The thing is, right wingers are very likely to protest over losing jobs. In Covid times, what made the right finally start actually marching in the streets was losing their jobs. They don’t protest over most things, but threaten their livelihood and yeah they’ll come for you.

JumpCrisscross 7 days ago

> right wingers are very likely to protest over losing jobs

Everybody protests over losing jobs. Currently, the MAGA crowd is busily putting itself out of work, so this really only comes down to taking action in the cities.

nothrabannosir 7 days ago

When I see the left's recent brazen devotion to "winning" and "sticking it to the other side", sometimes it feels like Democrats have started acting like Republicans.

And it turns out that wasn't sustainable.

I know it's glib and coarse and lacking in nuance but when I hear American conservatives complain about the ways of the liberal countrymen I can't help but think, "That's how you guys sounded for a long time. Now they're doing it, lo and behold: everyone loses."

singleshot_ 7 days ago

If you get fired for saying something stupid, you might want to consider the notion that you deserve not to have a job. They’re called consequences, and if you don’t like them, remaining silent is free.

Put otherwise, it’s very possible that your livelihood is trivial.

strken 7 days ago

This is just asinine. Consider the same argument flipped around:

"If you get deported for saying something stupid, you may want to consider the notion that you do not deserve to live in the US. They’re called consequences, and if you don’t like them, remaining silent is free."

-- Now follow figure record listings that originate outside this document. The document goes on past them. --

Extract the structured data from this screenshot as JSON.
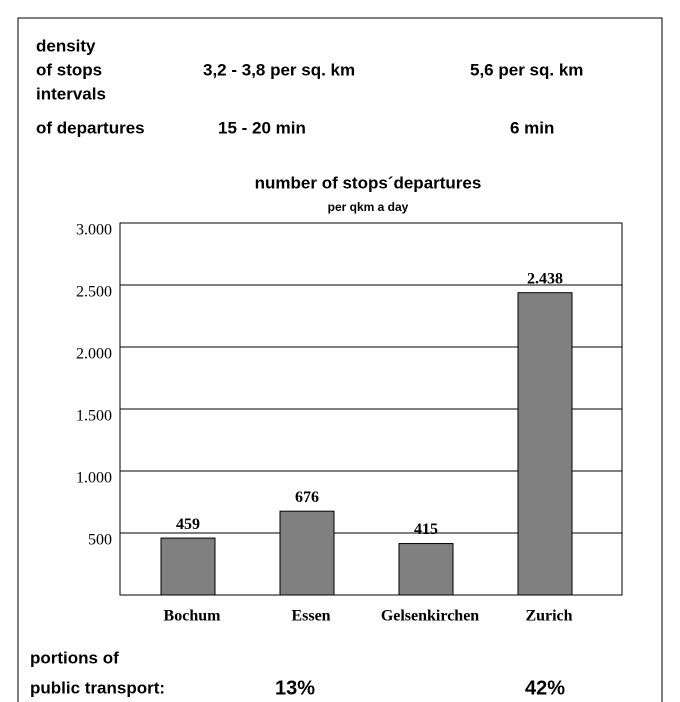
{
  "header": {
    "rows": [
      [
        "density"
      ],
      [
        "of stops",
        "3,2 - 3,8 per sq. km",
        "5,6 per sq. km"
      ],
      [
        "intervals"
      ],
      [
        "of departures",
        "15 -  20 min",
        "6 min"
      ]
    ]
  },
  "chart_data": {
    "type": "bar",
    "title": "number of stops´departures",
    "subtitle": "per qkm a day",
    "categories": [
      "Bochum",
      "Essen",
      "Gelsenkirchen",
      "Zurich"
    ],
    "values": [
      459,
      676,
      415,
      2438
    ],
    "value_labels": [
      "459",
      "676",
      "415",
      "2.438"
    ],
    "color": "#808080",
    "ylim": [
      0,
      3000
    ],
    "yticks": [
      500,
      {
        "value": 1000,
        "label": "1.000"
      },
      {
        "value": 1500,
        "label": "1.500"
      },
      {
        "value": 2000,
        "label": "2.000"
      },
      {
        "value": 2500,
        "label": "2.500"
      },
      {
        "value": 3000,
        "label": "3.000"
      }
    ],
    "grid": true
  },
  "footer": {
    "rows": [
      [
        "portions of"
      ],
      [
        "public transport:",
        "13%",
        "42%"
      ]
    ]
  }
}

Both arguments are ridiculous because they present no evidence as to whether someone deserves a job or a visa stay.

singleshot_ 7 days ago

Consequences as “asinine”? Let’s agree to disagree.

strken 7 days ago

No, I'm not going to disagree with your empty statement; there's nothing there to even take a stance on. The problem with your original position is that there are real differences between A) getting deported for saying there are too many civilian casualties in Gaza, B) materially supporting Hamas, C) getting fired because you have a secret twitter account where you're overtly racist, and D) refusing to bake a cake for a gay wedding then getting sued and becoming a media spectacle.

Your argument can be used to support consequences for every single one of these scenarios because it's just "maybe when a bad thing happens it was deserved". Sure, yeah, sometimes people deserve things and sometimes they don't, but pointing this out is a useless addition to a conversation.